I think that today we are in a reinterpretation of literature and the French language, in particular through important subjects in society. I think that it remains a very beautiful enduring language. I often have the impression that defending or protecting does not lead us to reveal weaknesses even if they must be recognised. We have to be vigilant and pay attention to the museography, in rejecting what develops and transforms. La Chartreuse carries out the work for this transformation without however breaking with it. Should we therefore defend the French language or say that our work is to guide artists? It is certainly a language that causes affect but we must always remind ourselves that it took on the responsibility of being respected and loved.

Within the scope of residencies in the current context, have you envisaged digital sessions to maintain connections with authors?

When residencies with foreign authors have not been able to take place, we turned to the digital methods currently being used. These days the benefits of a residency at La Chartreuse cannot be replaced by digital tools. For a year we have been asking ourselves what the toxic version of digitisation represents but I’ve accepted the idea that a tool or vehicle should never be refused for reaching as many people as possible. We have therefore embarked on creating a web magazine that will be published every six months from September. It will be based on all of the meetings that will happen in the spring and summer. It will be an editorial reflection with reports and videos. Alongside that, I am looking for another way to permanently share what is written at La Chartreuse.

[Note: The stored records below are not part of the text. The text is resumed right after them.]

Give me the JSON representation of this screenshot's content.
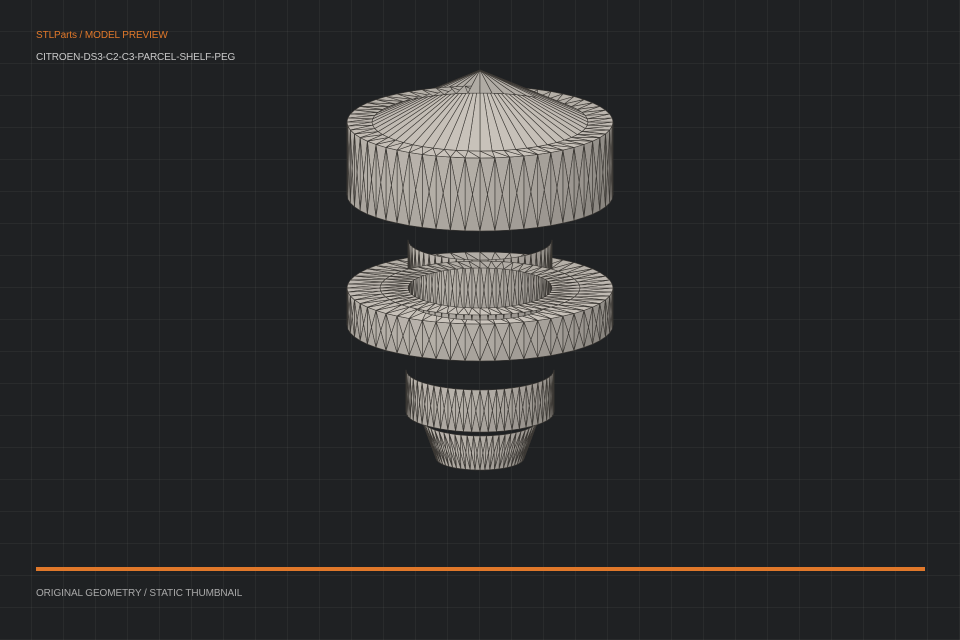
{
  "header": {
    "breadcrumb": "STLParts / MODEL PREVIEW",
    "model_name": "CITROEN-DS3-C2-C3-PARCEL-SHELF-PEG"
  },
  "viewport": {
    "model_icon": "mesh-wireframe-icon",
    "mesh_fill": "#8f8a84",
    "mesh_edge": "#3a3733"
  },
  "accent_color": "#e0782a",
  "footer": {
    "label": "ORIGINAL GEOMETRY / STATIC THUMBNAIL"
  }
}
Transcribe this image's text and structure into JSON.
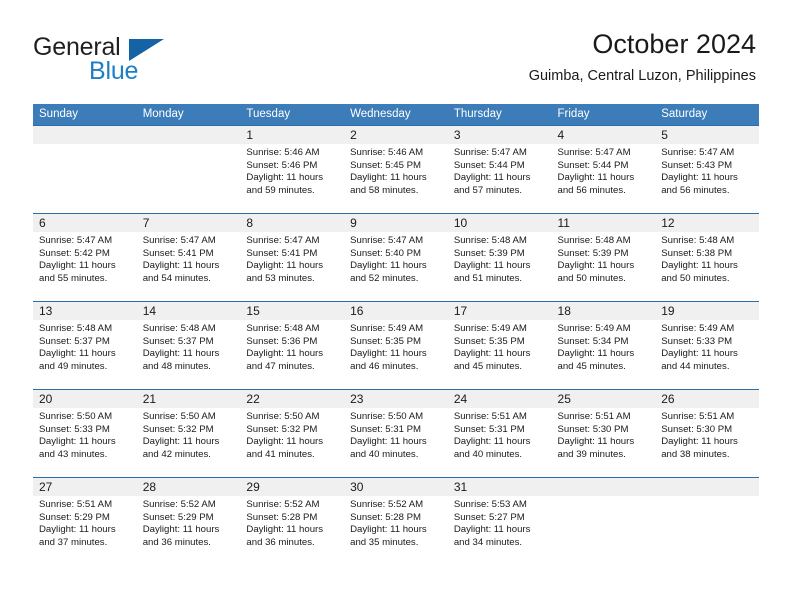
{
  "branding": {
    "logo_primary": "General",
    "logo_secondary": "Blue",
    "logo_triangle_color": "#1464a5",
    "logo_blue_color": "#1d7ec4"
  },
  "header": {
    "title": "October 2024",
    "subtitle": "Guimba, Central Luzon, Philippines"
  },
  "theme": {
    "header_row_bg": "#3c7cb8",
    "row_divider": "#2b6cab",
    "day_band_bg": "#f0f0f0",
    "text": "#1a1a1a"
  },
  "calendar": {
    "weekdays": [
      "Sunday",
      "Monday",
      "Tuesday",
      "Wednesday",
      "Thursday",
      "Friday",
      "Saturday"
    ],
    "labels": {
      "sunrise_prefix": "Sunrise:",
      "sunset_prefix": "Sunset:",
      "daylight_prefix": "Daylight:"
    },
    "weeks": [
      [
        {
          "day": "",
          "sunrise": "",
          "sunset": "",
          "daylight": ""
        },
        {
          "day": "",
          "sunrise": "",
          "sunset": "",
          "daylight": ""
        },
        {
          "day": "1",
          "sunrise": "Sunrise: 5:46 AM",
          "sunset": "Sunset: 5:46 PM",
          "daylight": "Daylight: 11 hours and 59 minutes."
        },
        {
          "day": "2",
          "sunrise": "Sunrise: 5:46 AM",
          "sunset": "Sunset: 5:45 PM",
          "daylight": "Daylight: 11 hours and 58 minutes."
        },
        {
          "day": "3",
          "sunrise": "Sunrise: 5:47 AM",
          "sunset": "Sunset: 5:44 PM",
          "daylight": "Daylight: 11 hours and 57 minutes."
        },
        {
          "day": "4",
          "sunrise": "Sunrise: 5:47 AM",
          "sunset": "Sunset: 5:44 PM",
          "daylight": "Daylight: 11 hours and 56 minutes."
        },
        {
          "day": "5",
          "sunrise": "Sunrise: 5:47 AM",
          "sunset": "Sunset: 5:43 PM",
          "daylight": "Daylight: 11 hours and 56 minutes."
        }
      ],
      [
        {
          "day": "6",
          "sunrise": "Sunrise: 5:47 AM",
          "sunset": "Sunset: 5:42 PM",
          "daylight": "Daylight: 11 hours and 55 minutes."
        },
        {
          "day": "7",
          "sunrise": "Sunrise: 5:47 AM",
          "sunset": "Sunset: 5:41 PM",
          "daylight": "Daylight: 11 hours and 54 minutes."
        },
        {
          "day": "8",
          "sunrise": "Sunrise: 5:47 AM",
          "sunset": "Sunset: 5:41 PM",
          "daylight": "Daylight: 11 hours and 53 minutes."
        },
        {
          "day": "9",
          "sunrise": "Sunrise: 5:47 AM",
          "sunset": "Sunset: 5:40 PM",
          "daylight": "Daylight: 11 hours and 52 minutes."
        },
        {
          "day": "10",
          "sunrise": "Sunrise: 5:48 AM",
          "sunset": "Sunset: 5:39 PM",
          "daylight": "Daylight: 11 hours and 51 minutes."
        },
        {
          "day": "11",
          "sunrise": "Sunrise: 5:48 AM",
          "sunset": "Sunset: 5:39 PM",
          "daylight": "Daylight: 11 hours and 50 minutes."
        },
        {
          "day": "12",
          "sunrise": "Sunrise: 5:48 AM",
          "sunset": "Sunset: 5:38 PM",
          "daylight": "Daylight: 11 hours and 50 minutes."
        }
      ],
      [
        {
          "day": "13",
          "sunrise": "Sunrise: 5:48 AM",
          "sunset": "Sunset: 5:37 PM",
          "daylight": "Daylight: 11 hours and 49 minutes."
        },
        {
          "day": "14",
          "sunrise": "Sunrise: 5:48 AM",
          "sunset": "Sunset: 5:37 PM",
          "daylight": "Daylight: 11 hours and 48 minutes."
        },
        {
          "day": "15",
          "sunrise": "Sunrise: 5:48 AM",
          "sunset": "Sunset: 5:36 PM",
          "daylight": "Daylight: 11 hours and 47 minutes."
        },
        {
          "day": "16",
          "sunrise": "Sunrise: 5:49 AM",
          "sunset": "Sunset: 5:35 PM",
          "daylight": "Daylight: 11 hours and 46 minutes."
        },
        {
          "day": "17",
          "sunrise": "Sunrise: 5:49 AM",
          "sunset": "Sunset: 5:35 PM",
          "daylight": "Daylight: 11 hours and 45 minutes."
        },
        {
          "day": "18",
          "sunrise": "Sunrise: 5:49 AM",
          "sunset": "Sunset: 5:34 PM",
          "daylight": "Daylight: 11 hours and 45 minutes."
        },
        {
          "day": "19",
          "sunrise": "Sunrise: 5:49 AM",
          "sunset": "Sunset: 5:33 PM",
          "daylight": "Daylight: 11 hours and 44 minutes."
        }
      ],
      [
        {
          "day": "20",
          "sunrise": "Sunrise: 5:50 AM",
          "sunset": "Sunset: 5:33 PM",
          "daylight": "Daylight: 11 hours and 43 minutes."
        },
        {
          "day": "21",
          "sunrise": "Sunrise: 5:50 AM",
          "sunset": "Sunset: 5:32 PM",
          "daylight": "Daylight: 11 hours and 42 minutes."
        },
        {
          "day": "22",
          "sunrise": "Sunrise: 5:50 AM",
          "sunset": "Sunset: 5:32 PM",
          "daylight": "Daylight: 11 hours and 41 minutes."
        },
        {
          "day": "23",
          "sunrise": "Sunrise: 5:50 AM",
          "sunset": "Sunset: 5:31 PM",
          "daylight": "Daylight: 11 hours and 40 minutes."
        },
        {
          "day": "24",
          "sunrise": "Sunrise: 5:51 AM",
          "sunset": "Sunset: 5:31 PM",
          "daylight": "Daylight: 11 hours and 40 minutes."
        },
        {
          "day": "25",
          "sunrise": "Sunrise: 5:51 AM",
          "sunset": "Sunset: 5:30 PM",
          "daylight": "Daylight: 11 hours and 39 minutes."
        },
        {
          "day": "26",
          "sunrise": "Sunrise: 5:51 AM",
          "sunset": "Sunset: 5:30 PM",
          "daylight": "Daylight: 11 hours and 38 minutes."
        }
      ],
      [
        {
          "day": "27",
          "sunrise": "Sunrise: 5:51 AM",
          "sunset": "Sunset: 5:29 PM",
          "daylight": "Daylight: 11 hours and 37 minutes."
        },
        {
          "day": "28",
          "sunrise": "Sunrise: 5:52 AM",
          "sunset": "Sunset: 5:29 PM",
          "daylight": "Daylight: 11 hours and 36 minutes."
        },
        {
          "day": "29",
          "sunrise": "Sunrise: 5:52 AM",
          "sunset": "Sunset: 5:28 PM",
          "daylight": "Daylight: 11 hours and 36 minutes."
        },
        {
          "day": "30",
          "sunrise": "Sunrise: 5:52 AM",
          "sunset": "Sunset: 5:28 PM",
          "daylight": "Daylight: 11 hours and 35 minutes."
        },
        {
          "day": "31",
          "sunrise": "Sunrise: 5:53 AM",
          "sunset": "Sunset: 5:27 PM",
          "daylight": "Daylight: 11 hours and 34 minutes."
        },
        {
          "day": "",
          "sunrise": "",
          "sunset": "",
          "daylight": ""
        },
        {
          "day": "",
          "sunrise": "",
          "sunset": "",
          "daylight": ""
        }
      ]
    ]
  }
}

At a time when culture has been particularly impacted by the health crisis, what possibilities are important to you in the coming months?

We don't know if people will be able to visit La Chartreuse this summer but we are certain that artists and researchers will be able to work. Within this constrained framework, about fifteen residents are here and everything is fine. Today we are drawing up an upbeat programme to listen to texts, create a bivouac of review panels or host the latest winner of the RFI prize. All these people are in the process of questioning the world through writing and, in comparison to other cultural places, we really have the feeling that we are active. It would be wonderful if we could open to visitors, but even just with exclusive access to professionals, we will also take advantage of this place to research, create and exchange. 

The Institut français and la Chartreuse

The Institut français has a three-year partnership with La Chartreuse, in particular to support French-speaking authors. La Chartreuse is one of the reference places set up as part of the French presidential plan for the French language and multilingualism.